A thief’s perspective. Brodie had the same thought.
Someone Martin knew? Who also knew his patrol route, and that he and his partner usually split the last walk around for the night?
Brodie retrieved the coin and pocketed it. The man hadn’t told him anythin’ he didn’t already know or suspected.
“Or it might be someone with a score to settle,” Sir Bart suggested. “There’s a man by the name of Josephson who was let out not long ago.”
The name wasn’t familiar to him. But it might have been familiar to Constable Martin.
He took out the coin back out and shoved it across the table to Sir Bart.
“If ye hear something more, there will be more coin in it. Get word to Mr. Cavendish.”
Brodie left the tavern.
In spite of the hour, he found a cabman who had dropped off a last fare of the night and paid him extra to take him to the Strand.
He’d returned to the office late, only to find that his key no longer worked, and Mr. Cavendish was not about, most likely with Miss Effie now that they were married.
The lock had been changed after a previous incident. And now?
He picked the lock and let himself in and reached for the button for the electric on the wall beside the entrance.
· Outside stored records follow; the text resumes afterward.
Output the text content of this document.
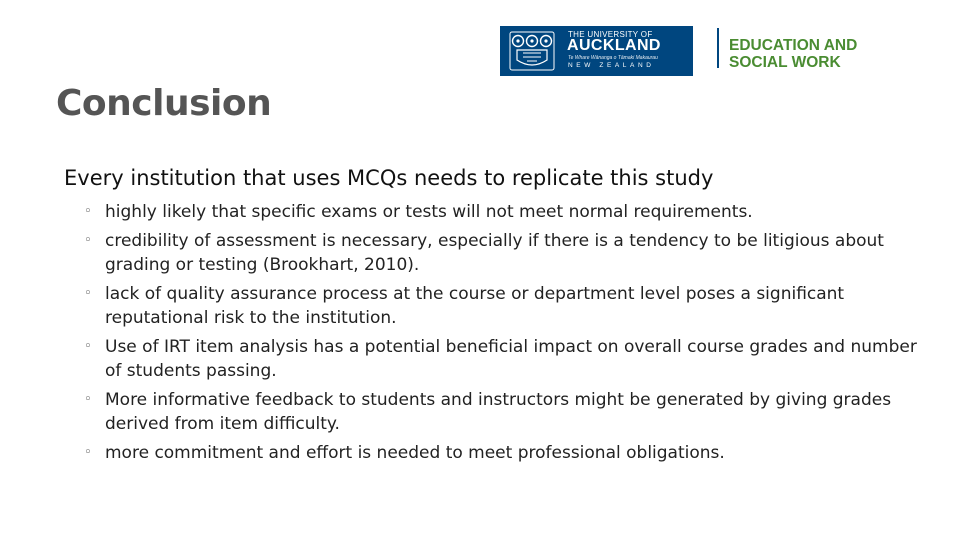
THE UNIVERSITY OF
AUCKLAND
Te Whare Wānanga o Tāmaki Makaurau
NEW ZEALAND
EDUCATION AND
SOCIAL WORK
Conclusion

Every institution that uses MCQs needs to replicate this study

◦ highly likely that specific exams or tests will not meet normal requirements.
◦ credibility of assessment is necessary, especially if there is a tendency to be litigious about grading or testing (Brookhart, 2010).
◦ lack of quality assurance process at the course or department level poses a significant reputational risk to the institution.
◦ Use of IRT item analysis has a potential beneficial impact on overall course grades and number of students passing.
◦ More informative feedback to students and instructors might be generated by giving grades derived from item difficulty.
◦ more commitment and effort is needed to meet professional obligations.
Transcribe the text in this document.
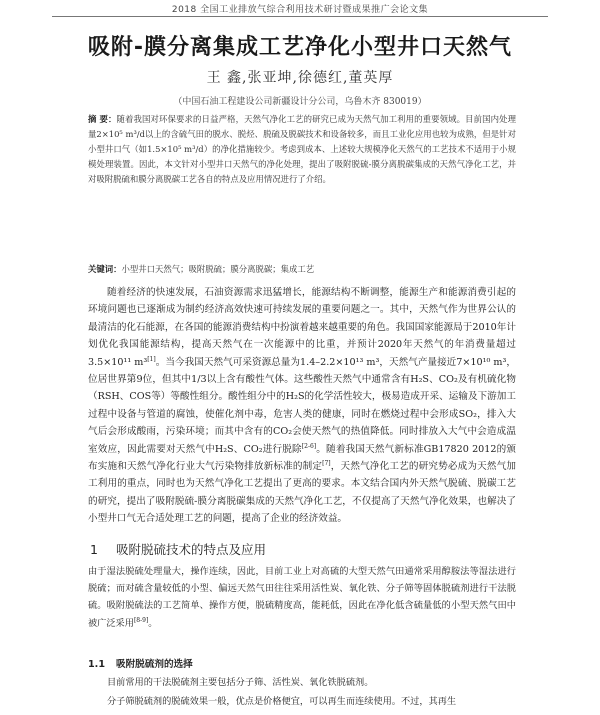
2018 全国工业排放气综合利用技术研讨暨成果推广会论文集
吸附-膜分离集成工艺净化小型井口天然气
王 鑫,张亚坤,徐德红,董英厚
（中国石油工程建设公司新疆设计分公司，乌鲁木齐 830019）
摘 要：随着我国对环保要求的日益严格，天然气净化工艺的研究已成为天然气加工利用的重要领域。目前国内处理量2×10⁵ m³/d以上的含硫气田的脱水、脱烃、脱硫及脱碳技术和设备较多，而且工业化应用也较为成熟，但是针对小型井口气（如1.5×10⁵ m³/d）的净化措施较少。考虑到成本、上述较大规模净化天然气的工艺技术不适用于小规模处理装置。因此，本文针对小型井口天然气的净化处理，提出了吸附脱硫-膜分离脱碳集成的天然气净化工艺，并对吸附脱硫和膜分离脱碳工艺各自的特点及应用情况进行了介绍。
关键词：小型井口天然气；吸附脱硫；膜分离脱碳；集成工艺
随着经济的快速发展，石油资源需求迅猛增长，能源结构不断调整，能源生产和能源消费引起的环境问题也已逐渐成为制约经济高效快速可持续发展的重要问题之一。其中，天然气作为世界公认的最清洁的化石能源，在各国的能源消费结构中扮演着越来越重要的角色。我国国家能源局于2010年计划优化我国能源结构，提高天然气在一次能源中的比重，并预计2020年天然气的年消费量超过3.5×10¹¹ m³[1]。当今我国天然气可采资源总量为1.4–2.2×10¹³ m³，天然气产量接近7×10¹⁰ m³，位居世界第9位，但其中1/3以上含有酸性气体。这些酸性天然气中通常含有H₂S、CO₂及有机硫化物（RSH、COS等）等酸性组分。酸性组分中的H₂S的化学活性较大，极易造成开采、运输及下游加工过程中设备与管道的腐蚀，使催化剂中毒，危害人类的健康，同时在燃烧过程中会形成SO₂，排入大气后会形成酸雨，污染环境；而其中含有的CO₂会使天然气的热值降低。同时排放入大气中会造成温室效应，因此需要对天然气中H₂S、CO₂进行脱除[2-6]。随着我国天然气新标准GB17820 2012的颁布实施和天然气净化行业大气污染物排放新标准的制定[7]，天然气净化工艺的研究势必成为天然气加工利用的重点，同时也为天然气净化工艺提出了更高的要求。本文结合国内外天然气脱硫、脱碳工艺的研究，提出了吸附脱硫-膜分离脱碳集成的天然气净化工艺，不仅提高了天然气净化效果，也解决了小型井口气无合适处理工艺的问题，提高了企业的经济效益。
1 吸附脱硫技术的特点及应用
由于湿法脱硫处理量大，操作连续，因此，目前工业上对高硫的大型天然气田通常采用醇胺法等湿法进行脱硫；而对硫含量较低的小型、偏远天然气田往往采用活性炭、氧化铁、分子筛等固体脱硫剂进行干法脱硫。吸附脱硫法的工艺简单、操作方便，脱硫精度高，能耗低，因此在净化低含硫量低的小型天然气田中被广泛采用[8-9]。
1.1 吸附脱硫剂的选择
目前常用的干法脱硫剂主要包括分子筛、活性炭、氧化铁脱硫剂。
分子筛脱硫剂的脱硫效果一般，优点是价格便宜，可以再生而连续使用。不过，其再生
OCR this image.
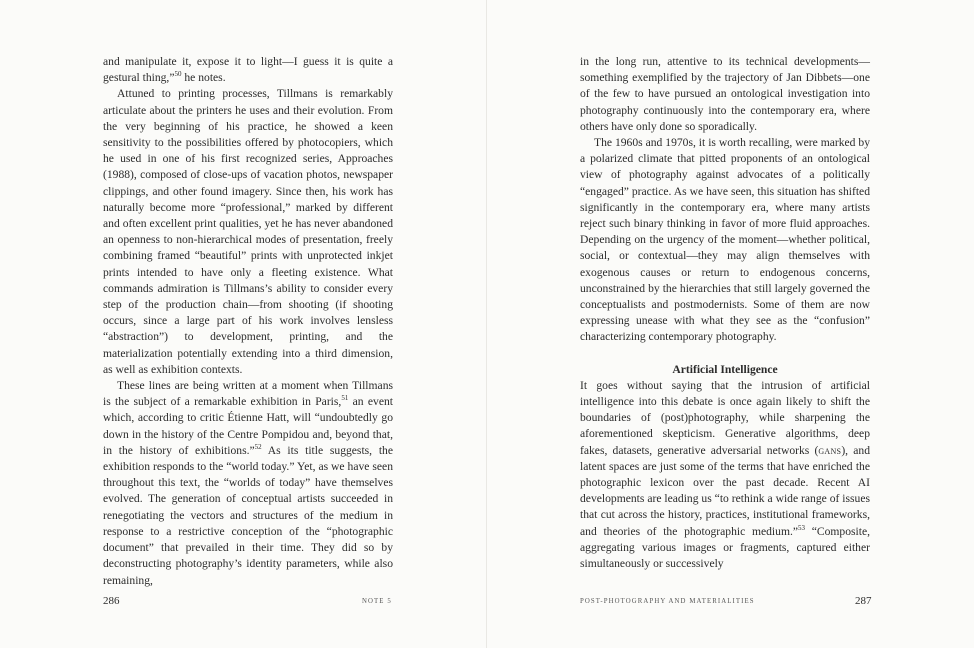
and manipulate it, expose it to light—I guess it is quite a gestural thing,”$^{50}$ he notes.

Attuned to printing processes, Tillmans is remarkably articulate about the printers he uses and their evolution. From the very beginning of his practice, he showed a keen sensitivity to the possibilities offered by photocopiers, which he used in one of his first recognized series, Approaches (1988), composed of close-ups of vacation photos, newspaper clippings, and other found imagery. Since then, his work has naturally become more “professional,” marked by different and often excellent print qualities, yet he has never abandoned an openness to non-hierarchical modes of presentation, freely combining framed “beautiful” prints with unprotected inkjet prints intended to have only a fleeting existence. What commands admiration is Tillmans’s ability to consider every step of the production chain—from shooting (if shooting occurs, since a large part of his work involves lensless “abstraction”) to development, printing, and the materialization potentially extending into a third dimension, as well as exhibition contexts.

These lines are being written at a moment when Tillmans is the subject of a remarkable exhibition in Paris,$^{51}$ an event which, according to critic Étienne Hatt, will “undoubtedly go down in the history of the Centre Pompidou and, beyond that, in the history of exhibitions.”$^{52}$ As its title suggests, the exhibition responds to the “world today.” Yet, as we have seen throughout this text, the “worlds of today” have themselves evolved. The generation of conceptual artists succeeded in renegotiating the vectors and structures of the medium in response to a restrictive conception of the “photographic document” that prevailed in their time. They did so by deconstructing photography’s identity parameters, while also remaining,

286	NOTE 5

in the long run, attentive to its technical developments—something exemplified by the trajectory of Jan Dibbets—one of the few to have pursued an ontological investigation into photography continuously into the contemporary era, where others have only done so sporadically.

The 1960s and 1970s, it is worth recalling, were marked by a polarized climate that pitted proponents of an ontological view of photography against advocates of a politically “engaged” practice. As we have seen, this situation has shifted significantly in the contemporary era, where many artists reject such binary thinking in favor of more fluid approaches. Depending on the urgency of the moment—whether political, social, or contextual—they may align themselves with exogenous causes or return to endogenous concerns, unconstrained by the hierarchies that still largely governed the conceptualists and postmodernists. Some of them are now expressing unease with what they see as the “confusion” characterizing contemporary photography.

Artificial Intelligence

It goes without saying that the intrusion of artificial intelligence into this debate is once again likely to shift the boundaries of (post)photography, while sharpening the aforementioned skepticism. Generative algorithms, deep fakes, datasets, generative adversarial networks (gans), and latent spaces are just some of the terms that have enriched the photographic lexicon over the past decade. Recent AI developments are leading us “to rethink a wide range of issues that cut across the history, practices, institutional frameworks, and theories of the photographic medium.”$^{53}$ “Composite, aggregating various images or fragments, captured either simultaneously or successively

POST-PHOTOGRAPHY AND MATERIALITIES	287
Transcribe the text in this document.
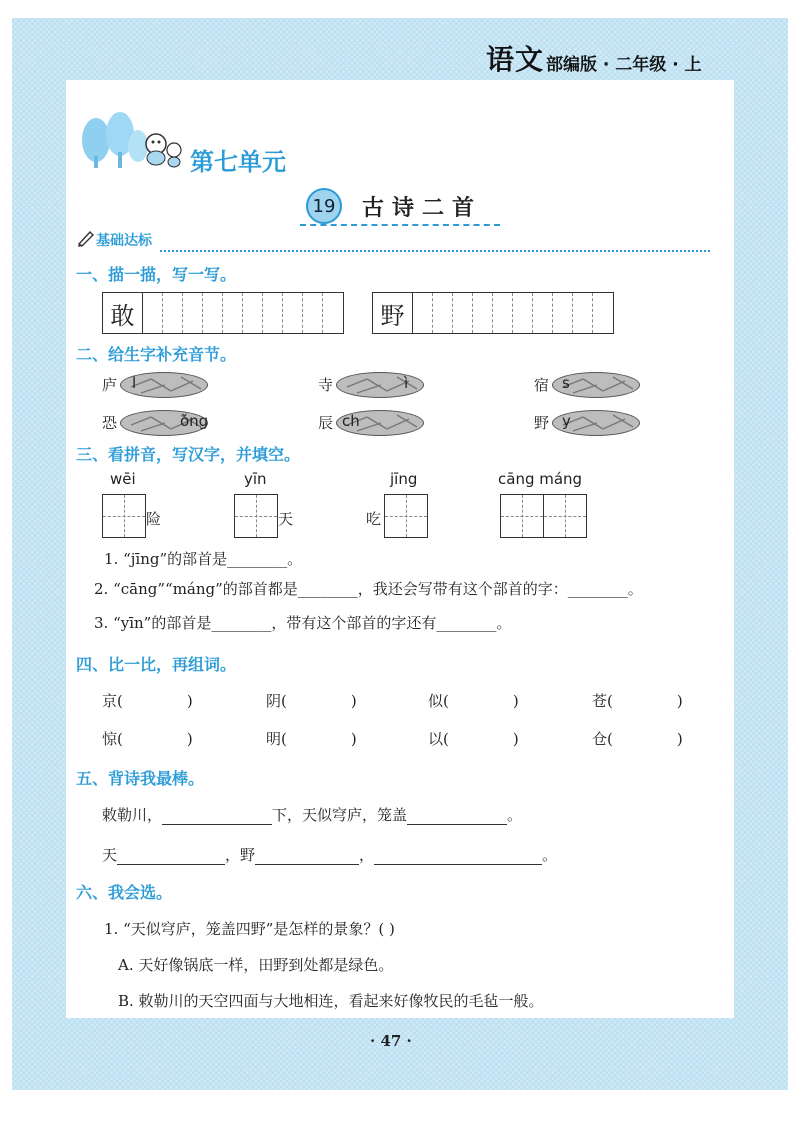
语文 部编版 · 二年级 · 上
第七单元
19 古诗二首
基础达标
一、描一描，写一写。
敢	野
二、给生字补充音节。
庐 l	寺	ì	宿 s
恐	ǒng	辰 ch	野 y
三、看拼音，写汉字，并填空。
wēi	yīn	jīng	cāng máng
险	天	吃
1. “jīng”的部首是________。
2. “cāng”“máng”的部首都是________，我还会写带有这个部首的字：________。
3. “yīn”的部首是________，带有这个部首的字还有________。
四、比一比，再组词。
京(	)	阴(	)	似(	)	苍(	)
惊(	)	明(	)	以(	)	仓(	)
五、背诗我最棒。
敕勒川，	下，天似穹庐，笼盖	。
天	，野	，	。
六、我会选。
1. “天似穹庐，笼盖四野”是怎样的景象？( )
A. 天好像锅底一样，田野到处都是绿色。
B. 敕勒川的天空四面与大地相连，看起来好像牧民的毛毡一般。
· 47 ·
At a glance, he took in the adjacent room, darkened and with no movement in reaction to the light that filled the office nor from the faint noise he’d made at the door.
Mikaela had no doubt returned to Mayfair for the night. He preferred that she go there when he was making inquiries on his own, yet he felt the stillness and the quiet in the office in ways he hadn’t noticed in a long time.
It was in the way she filled the office with her scratchings at the chalkboard, the sound of her pecking away at the machine on her desk as she made her notes, or in the sound of the cabinet door opening as she retrieved a bottle of Old Lodge and poured two glasses.
And in her observations about the particular inquiry case they were working. The way she had of standing before the chalkboard, studying what she’d written there. It was her curiosity, the way her mind worked, in ways he’d never known in a woman.
When had she become someone he needed, when he’d told himself that he didn’t need anyone? Her spirit, her stubbornness, the courage that terrified him, and the way she understood the things in his past that few others even knew about?
He felt the nudge on his leg and looked down at the hound, unaware until that moment that he’d left the door to the office ajar.
“Aye, it’s cold and ye smell like a garbage scow,” he told him. “I’ve a notion to send ye back to the alcove.”
He could have sworn the hound grinned at him.
He closed the door and went to the stove, as Rupert made a thorough inspection of the office, nose to the floor, then unexpectedly sat at a place beside Mikaela’s desk.
“Ye can stay just until I get the fire built,” he told the beast, as if he understood.
Brodie added pieces of coal and lit the fire. Then he went to the cabinet, retrieved the bottle of Old Lodge whisky, and poured a dram.
The hound refused to move.
Brodie was more than aware that Rupert had a special fondness for Mikaela that undoubtedly had to do with the food she provided him: sponge cake and biscuits.
He’d never had an animal of any kind as a pet or companion and considered the hound nothing more than a common street vagrant that smelled bad, especially when the weather set in and he’d been out and about on the street.
Still, there was an intelligence there, and the animal was protective of Mikaela and had been known to attack more than one who threatened her. Brodie was among those who seemed to have been accepted.
“He likes you, if you would give him a chance. He is quite intelligent and excellent at tracking a person down,” she had reminded him.